Reflecting on John 20: 19-31

Although the doors were locked, Jesus came and stood in their midst and said, “Peace be with you.”

And there you have it. The doors were locked, but Jesus came in anyway. Apparently they had been social-distancing all week, ever since Easter night when Jesus appeared to them while Thomas was away. They were quarantining—which means “forty days,” of all sublime things—from the Jewish leaders. They were terrified of the highly contagious virus of Fear and Power that was apparently driving a search for them in the city.

Mary Magdalene had come tearing through town on Easter morning, crying out that the stone was rolled away and Jesus was not in the grave. After the footrace to the tomb, the two male disciples entered. Jesus had left his face mask behind. (When One is bursting from death to life, the old restrictions are superfluous.) They saw, and believed.

The female disciple, however, remained at the tomb, and her great love was rewarded. She raced back to that locked room, weeping and laughing and shouting, “I have seen the Lord!”

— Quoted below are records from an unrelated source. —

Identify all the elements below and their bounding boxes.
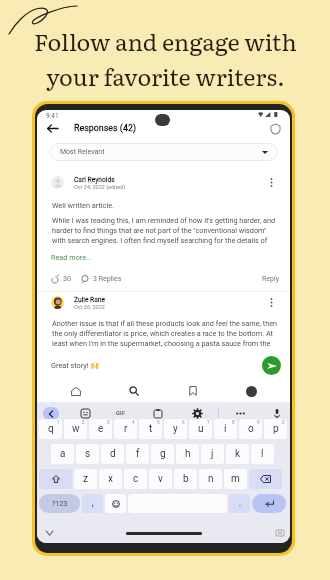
- button[interactable]: Hide keyboard: [41, 526, 57, 540]
- button[interactable]: i: [214, 419, 237, 439]
- button[interactable]: r: [114, 419, 137, 439]
- staticText: ,: [92, 499, 94, 508]
- button[interactable]: Send: [262, 356, 281, 375]
- staticText: y: [173, 423, 178, 435]
- staticText: f: [136, 448, 140, 460]
- staticText: Responses (42): [74, 123, 136, 133]
- button[interactable]: Reply: [262, 275, 279, 283]
- staticText: e: [98, 423, 104, 435]
- button[interactable]: s: [76, 444, 99, 464]
- staticText: 2: [82, 420, 85, 425]
- button[interactable]: o: [239, 419, 262, 439]
- button[interactable]: Claps: [51, 275, 71, 283]
- button[interactable]: GIF: [110, 404, 132, 422]
- staticText: Another issue is that if all these produ…: [52, 319, 278, 347]
- staticText: h: [185, 448, 191, 460]
- button[interactable]: 3 Replies: [81, 275, 122, 283]
- staticText: 5: [157, 420, 160, 425]
- button[interactable]: p: [264, 419, 287, 439]
- staticText: o: [248, 423, 254, 435]
- button[interactable]: n: [199, 469, 222, 489]
- staticText: p: [273, 423, 279, 435]
- button[interactable]: Voice input: [266, 404, 288, 422]
- staticText: c: [133, 473, 139, 485]
- staticText: While I was reading this, I am reminded …: [52, 216, 276, 244]
- staticText: .: [239, 499, 241, 508]
- button[interactable]: Search: [114, 381, 154, 401]
- staticText: a: [60, 448, 66, 460]
- button[interactable]: v: [149, 469, 172, 489]
- staticText: s: [85, 448, 91, 460]
- button[interactable]: w: [64, 419, 87, 439]
- button[interactable]: f: [126, 444, 149, 464]
- staticText: q: [48, 423, 54, 435]
- button[interactable]: u: [189, 419, 212, 439]
- button[interactable]: Stickers: [74, 404, 96, 422]
- button[interactable]: d: [101, 444, 124, 464]
- button[interactable]: Home: [56, 381, 96, 401]
- staticText: v: [158, 473, 163, 485]
- button[interactable]: Emoji: [105, 494, 126, 513]
- button[interactable]: More: [229, 404, 251, 422]
- staticText: Oct 26, 2022: [74, 304, 105, 310]
- staticText: n: [208, 473, 214, 485]
- staticText: j: [211, 448, 214, 460]
- button[interactable]: c: [124, 469, 147, 489]
- button[interactable]: z: [74, 469, 97, 489]
- staticText: 3 Replies: [93, 275, 122, 283]
- button[interactable]: b: [174, 469, 197, 489]
- button[interactable]: x: [99, 469, 122, 489]
- button[interactable]: l: [251, 444, 274, 464]
- staticText: b: [183, 473, 189, 485]
- button[interactable]: More options: [265, 296, 277, 309]
- button[interactable]: j: [201, 444, 224, 464]
- button[interactable]: Read more...: [51, 253, 92, 262]
- staticText: u: [198, 423, 204, 435]
- button[interactable]: Profile: [231, 381, 271, 401]
- button[interactable]: Enter: [252, 494, 286, 513]
- button[interactable]: Shift: [39, 469, 72, 489]
- staticText: 30: [63, 275, 71, 283]
- button[interactable]: .: [229, 494, 250, 513]
- button[interactable]: g: [151, 444, 174, 464]
- staticText: i: [224, 423, 227, 435]
- staticText: your favorite writers.: [46, 58, 285, 93]
- button[interactable]: Most Relevant: [49, 143, 278, 161]
- button[interactable]: y: [164, 419, 187, 439]
- staticText: r: [124, 423, 128, 435]
- button[interactable]: t: [139, 419, 162, 439]
- staticText: 6: [182, 420, 185, 425]
- staticText: Well written article.: [52, 201, 114, 210]
- button[interactable]: Settings: [186, 404, 208, 422]
- staticText: Oct 24, 2022 (edited): [74, 184, 126, 190]
- button[interactable]: h: [176, 444, 199, 464]
- staticText: Follow and engage with: [34, 23, 297, 58]
- staticText: Zulie Rane: [74, 296, 106, 304]
- staticText: g: [160, 448, 166, 460]
- button[interactable]: a: [51, 444, 74, 464]
- staticText: l: [261, 448, 264, 460]
- button[interactable]: Bookmarks: [173, 381, 213, 401]
- button[interactable]: Backspace: [249, 469, 282, 489]
- button[interactable]: m: [224, 469, 247, 489]
- staticText: k: [235, 448, 241, 460]
- button[interactable]: ,: [82, 494, 103, 513]
- button[interactable]: More options: [265, 176, 277, 189]
- staticText: ?123: [52, 500, 68, 508]
- staticText: Carl Reynolds: [74, 176, 115, 184]
- button[interactable]: q: [39, 419, 62, 439]
- staticText: 0: [282, 420, 285, 425]
- staticText: 9:41: [46, 112, 59, 120]
- button[interactable]: k: [226, 444, 249, 464]
- staticText: 4: [132, 420, 135, 425]
- staticText: GIF: [116, 410, 126, 417]
- staticText: Great story! 🙌: [51, 361, 100, 370]
- staticText: 9: [257, 420, 260, 425]
- button[interactable]: Privacy: [268, 121, 283, 136]
- button[interactable]: Back: [43, 407, 59, 420]
- button[interactable]: e: [89, 419, 112, 439]
- button[interactable]: Back: [43, 120, 61, 137]
- button[interactable]: ?123: [39, 494, 80, 513]
- button[interactable]: Clipboard: [147, 404, 169, 422]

So, the quarantined disciples first heard the news from Peter and the Beloved Disciple, then from Mary Magdalene, and then from Jesus himself! And Thomas wasn’t there for any of it. No wonder he needed to place his hands in the Wounds. His own dark doubts had taken him to a terrible place.

Are your doors locked and your windows closed, sheltering while the Surge races through your city? No worries. The Divine Mercy has already come through the door and is with you, comforting your wounds and placing your trembling hands in his.

Jesus, we trust in You.

In what mysterious ways have you felt that resurrection is afoot?